Astellas submitted a new drug application (NDA) for Cresemba to US Food and Drug Administration (FDA) for the treatment of invasive aspergillosis and invasive mucormycosis in July 2014. The FDA gave marketing approval for Cresemba for these indications in patients over the age of 18 in March 2015.
Basilea Pharmaceutica International submitted a marketing authorisation application (MAA) for Cresemba to European Medicines Agency (EMA) for the same indications in adults in July 2014.
Disease details of aspergillosis and mucormycosis
Aspergillosis and mucormycosis are fatal invasive fungal infections. The former is caused predominantly by Aspergillus and the latter is caused mostly by Mucor and Rhizopus fungal species.
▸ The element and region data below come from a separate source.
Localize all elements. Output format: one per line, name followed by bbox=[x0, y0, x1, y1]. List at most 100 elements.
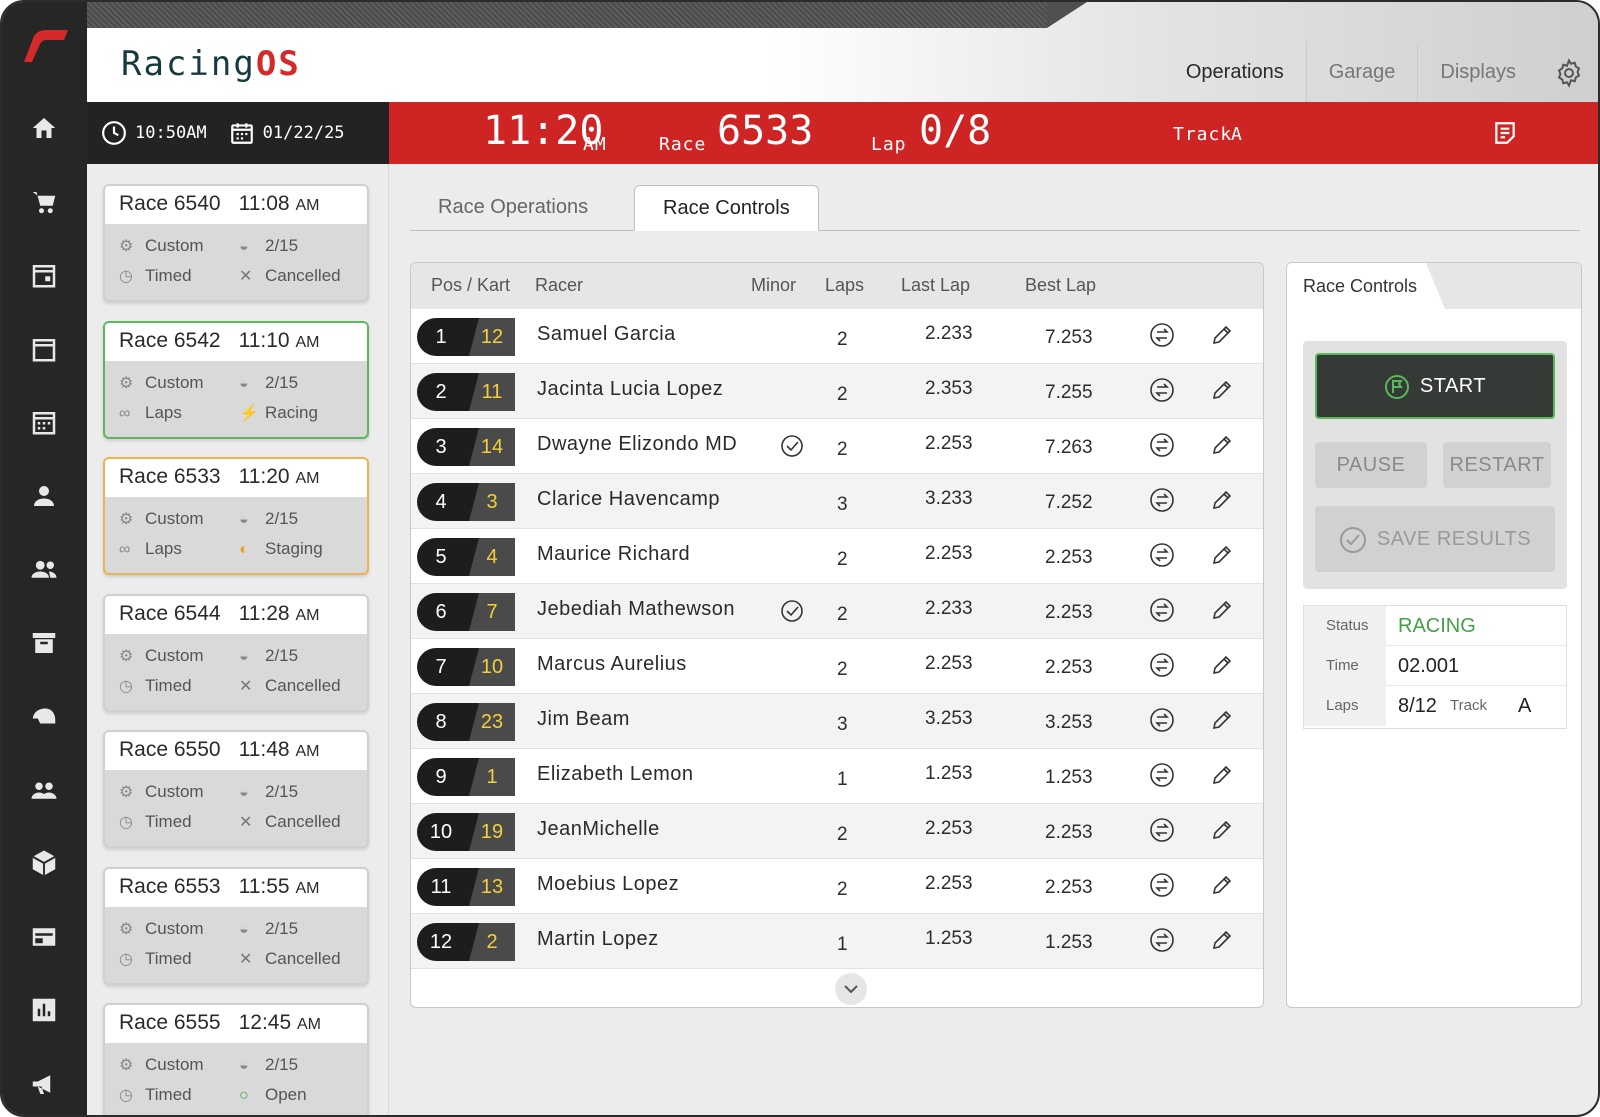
nav-calendar-grid-icon[interactable] bbox=[24, 402, 64, 442]
track-value: A bbox=[1518, 695, 1532, 717]
table-row[interactable]: 6 7 Jebediah Mathewson 2 2.233 2.253 bbox=[411, 584, 1263, 639]
nav-megaphone-icon[interactable] bbox=[24, 1064, 64, 1104]
edit-icon[interactable] bbox=[1209, 707, 1235, 738]
nav-archive-icon[interactable] bbox=[24, 623, 64, 663]
status-value: RACING bbox=[1398, 615, 1476, 637]
swap-icon[interactable] bbox=[1149, 377, 1175, 408]
table-row[interactable]: 2 11 Jacinta Lucia Lopez 2 2.353 7.255 bbox=[411, 364, 1263, 419]
nav-group-icon[interactable] bbox=[24, 549, 64, 589]
gear-icon[interactable] bbox=[1554, 58, 1584, 88]
table-row[interactable]: 10 19 JeanMichelle 2 2.253 2.253 bbox=[411, 804, 1263, 859]
col-best-lap: Best Lap bbox=[1025, 275, 1097, 295]
race-card-ampm: AM bbox=[297, 1016, 321, 1033]
table-row[interactable]: 5 4 Maurice Richard 2 2.253 2.253 bbox=[411, 529, 1263, 584]
cart-icon bbox=[32, 191, 56, 213]
edit-icon[interactable] bbox=[1209, 542, 1235, 573]
nav-home-icon[interactable] bbox=[24, 108, 64, 148]
topnav-tab[interactable]: Garage bbox=[1305, 42, 1418, 102]
swap-icon[interactable] bbox=[1149, 542, 1175, 573]
nav-chart-icon[interactable] bbox=[24, 990, 64, 1030]
race-card[interactable]: Race 6540 11:08 AM ⚙ Custom ◒ 2/15 ◷ Timed ✕ Canc… bbox=[103, 184, 369, 302]
race-card-mode: Timed bbox=[145, 675, 192, 695]
kart-number: 11 bbox=[469, 373, 515, 411]
race-card-number: 6550 bbox=[173, 738, 221, 761]
edit-icon[interactable] bbox=[1209, 432, 1235, 463]
race-card[interactable]: Race 6533 11:20 AM ⚙ Custom ◒ 2/15 ∞ Laps ◐ Stagi… bbox=[103, 457, 369, 575]
status-cancelled-icon: ✕ bbox=[239, 814, 253, 831]
topnav-tab[interactable]: Operations bbox=[1164, 42, 1306, 102]
best-lap: 2.253 bbox=[1045, 822, 1093, 843]
edit-icon[interactable] bbox=[1209, 377, 1235, 408]
status-label: Status bbox=[1304, 606, 1386, 646]
race-card-ampm: AM bbox=[295, 333, 320, 351]
nav-person-icon[interactable] bbox=[24, 476, 64, 516]
race-card-label: Race bbox=[119, 1011, 169, 1034]
race-card[interactable]: Race 6550 11:48 AM ⚙ Custom ◒ 2/15 ◷ Timed ✕ Canc… bbox=[103, 730, 369, 848]
infinity-icon: ∞ bbox=[119, 541, 131, 558]
table-row[interactable]: 12 2 Martin Lopez 1 1.253 1.253 bbox=[411, 914, 1263, 969]
table-row[interactable]: 3 14 Dwayne Elizondo MD 2 2.253 7.263 bbox=[411, 419, 1263, 474]
nav-display-icon[interactable] bbox=[24, 917, 64, 957]
table-row[interactable]: 4 3 Clarice Havencamp 3 3.233 7.252 bbox=[411, 474, 1263, 529]
col-laps: Laps bbox=[825, 275, 865, 295]
edit-icon[interactable] bbox=[1209, 872, 1235, 903]
nav-cart-icon[interactable] bbox=[24, 182, 64, 222]
table-row[interactable]: 8 23 Jim Beam 3 3.253 3.253 bbox=[411, 694, 1263, 749]
race-card[interactable]: Race 6555 12:45 AM ⚙ Custom ◒ 2/15 ◷ Timed ○ Open bbox=[103, 1003, 369, 1115]
best-lap: 2.253 bbox=[1045, 877, 1093, 898]
race-card-label: Race bbox=[119, 874, 169, 898]
restart-button[interactable]: RESTART bbox=[1443, 442, 1551, 488]
race-card[interactable]: Race 6542 11:10 AM ⚙ Custom ◒ 2/15 ∞ Laps ⚡ Racin… bbox=[103, 320, 369, 439]
table-row[interactable]: 11 13 Moebius Lopez 2 2.253 2.253 bbox=[411, 859, 1263, 914]
col-pos-kart: Pos / Kart bbox=[431, 275, 511, 295]
swap-icon[interactable] bbox=[1149, 872, 1175, 903]
status-staging-icon: ◐ bbox=[239, 541, 249, 558]
table-row[interactable]: 1 12 Samuel Garcia 2 2.233 7.253 bbox=[411, 309, 1263, 364]
swap-icon[interactable] bbox=[1149, 817, 1175, 848]
tab-race-controls[interactable]: Race Controls bbox=[634, 185, 819, 231]
best-lap: 2.253 bbox=[1045, 602, 1093, 623]
nav-people-icon[interactable] bbox=[24, 770, 64, 810]
swap-icon[interactable] bbox=[1149, 652, 1175, 683]
laps-value: 8/12 bbox=[1398, 695, 1437, 717]
race-card-type: Custom bbox=[145, 1055, 204, 1074]
edit-icon[interactable] bbox=[1209, 817, 1235, 848]
swap-icon[interactable] bbox=[1149, 927, 1175, 958]
race-card[interactable]: Race 6553 11:55 AM ⚙ Custom ◒ 2/15 ◷ Timed ✕ Canc… bbox=[103, 866, 369, 985]
kart-number: 3 bbox=[469, 483, 515, 521]
edit-icon[interactable] bbox=[1209, 652, 1235, 683]
race-card-count: 2/15 bbox=[265, 372, 299, 392]
table-row[interactable]: 7 10 Marcus Aurelius 2 2.253 2.253 bbox=[411, 639, 1263, 694]
swap-icon[interactable] bbox=[1149, 597, 1175, 628]
swap-icon[interactable] bbox=[1149, 762, 1175, 793]
swap-icon[interactable] bbox=[1149, 322, 1175, 353]
pause-button[interactable]: PAUSE bbox=[1315, 442, 1427, 488]
edit-icon[interactable] bbox=[1209, 322, 1235, 353]
chevron-down-icon[interactable] bbox=[835, 973, 867, 1005]
tab-race-operations[interactable]: Race Operations bbox=[410, 185, 616, 231]
save-results-button[interactable]: SAVE RESULTS bbox=[1315, 506, 1555, 572]
topnav-tab[interactable]: Displays bbox=[1417, 42, 1538, 102]
start-button[interactable]: START bbox=[1315, 353, 1555, 419]
laps: 2 bbox=[837, 824, 848, 845]
race-card[interactable]: Race 6544 11:28 AM ⚙ Custom ◒ 2/15 ◷ Timed ✕ Canc… bbox=[103, 593, 369, 712]
time-value: 02.001 bbox=[1398, 655, 1460, 677]
edit-icon[interactable] bbox=[1209, 597, 1235, 628]
controls-tab-label[interactable]: Race Controls bbox=[1287, 263, 1445, 309]
swap-icon[interactable] bbox=[1149, 707, 1175, 738]
swap-icon[interactable] bbox=[1149, 487, 1175, 518]
edit-icon[interactable] bbox=[1209, 487, 1235, 518]
swap-icon[interactable] bbox=[1149, 432, 1175, 463]
nav-cube-icon[interactable] bbox=[24, 843, 64, 883]
nav-calendar-day-icon[interactable] bbox=[24, 255, 64, 295]
notes-icon[interactable] bbox=[1492, 120, 1518, 146]
position: 12 bbox=[429, 931, 453, 953]
best-lap: 7.253 bbox=[1045, 327, 1093, 348]
nav-calendar-icon[interactable] bbox=[24, 329, 64, 369]
nav-helmet-icon[interactable] bbox=[24, 696, 64, 736]
race-card-mode: Laps bbox=[145, 539, 182, 558]
edit-icon[interactable] bbox=[1209, 762, 1235, 793]
race-card-status: Cancelled bbox=[265, 675, 341, 695]
table-row[interactable]: 9 1 Elizabeth Lemon 1 1.253 1.253 bbox=[411, 749, 1263, 804]
edit-icon[interactable] bbox=[1209, 927, 1235, 958]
These infections predominantly occur in immune-compromised patients.
Cresemba’s mechanism of action
Cresemba contains a triazole antifungal agent called isavuconazole, which targets the cell wall of the fungus and inhibits the synthesis of ergosterol, a key component of the fungal cell membrane.
The drug is available in the form of capsules and injections for oral and intravenous administration respectively.
Clinical trials on isavuconazonium sulphate
Noxafil (posaconazole) is a triazole antifungal agent indicated for treatment of the prophylaxis of invasive Aspergillus and Candida infections.
The FDA approval for the drug was based on results from two Phase III clinical studies known as SECURE and VITAL.
In the SECURE study, 516 patients with invasive aspergillosis or other filamentous fungi were enrolled. The randomised, double-blind, active-control study evaluated the overall safety profile of Cresemba in comparison with voriconazole, another triazole antifungal drug.
Patients treated with Cresemba demonstrated non-inferiority to voriconazole on the primary endpoint of all-cause mortality at day 42. The all-cause mortality reported in the Cresemba treatment group was 18.6%, while it was 20.2% in the voriconazole treatment group.
Adverse events found in the Cresemba-administered patients during the clinical study included nausea, vomiting, diarrhoea, headache, elevated liver chemistry tests and hypokalemia. Some patients also reported constipation, dyspnoea, cough, peripheral oedema, and back pain.
The VITAL study was an open-label non-comparative study intended to evaluate the safety and efficacy profile of Cresemba in patients with invasive mucormycosis. It enrolled a subpopulation of 37 patients with invasive mucormycosis.
Results of the trial demonstrated that all-cause mortality in patients treated with Cresemba was 38%. The efficacy of the drug for the treatment of invasive mucormycosis has not been evaluated in concurrent, controlled clinical trials.
Marketing commentary
Astellas holds the marketing rights of Cresemba exclusively in the US and Canada, while Basilea Pharmaceutica International holds the marketing rights of isavuconazole elsewhere in the world.
Astellas agreed to make a milestone payment of CHF30m ($30m) to Basilea under the license and co-development of isavuconazole. Other medications available for similar fungal infections include Noxafil manufactured by Schering-Plough and Merck.